Question

A bag contains \[6\]red balls and some blue balls. If the probability of drawing a blue ball from the bag is twice that of a red ball. Find the number of blue balls in the bag.

Answer 1

Hint:In this question we have to find the number of blue balls in the bag. They give the relation of probability of drawing a blue ball and red ball from the bag and also give the number of red balls.Let us consider the number of blue balls in the bag. Then we find out the total number of balls. From there we will find the probability of red and blue balls separately.Then,equating both the probabilities we will get the number of blue balls in the bag.


Complete step-by-step answer:
It is given that; a bag contains \[6\]red balls and some blue balls.
The probability of drawing a blue ball from the bag is twice that of a red ball.
Let us consider, the number of blue balls in the bag is \[n\].
So, total number of balls in the bag is \[n + 6\]
We know that, if \[n\] be the total number of outcomes and \[m\]be the outcomes of an event.
So, the probability of any event is \[\dfrac{m}{n}\].
Here, the probability of drawing a red ball\[ = \dfrac{6}{{n + 6}}\]
The probability of drawing a blue ball\[ = \dfrac{n}{{n + 6}}\]
According to the problem, the probability of drawing a blue ball from the bag is twice that of a red ball.
So, we have,
\[\dfrac{n}{{n + 6}} = 3 \times \dfrac{6}{{n + 6}}\]
Simplifying we get,
\[n = 18\]
Hence, the total number of blue balls in the bag is \[18\].
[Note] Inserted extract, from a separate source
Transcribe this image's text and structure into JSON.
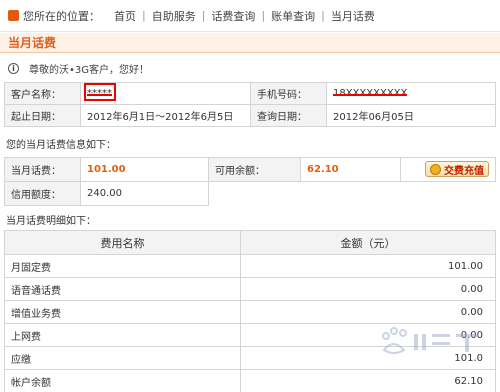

Note:We know that, if \[n\] be the total number of outcomes and \[m\] be the favourable outcomes of an event. So, the probability of any event is \[\dfrac{m}{n}\]. A probability distribution is a function that describes the likelihood of obtaining the possible values that a random variable can assume. In other words,the values of the variable vary based on the underlying probability distribution.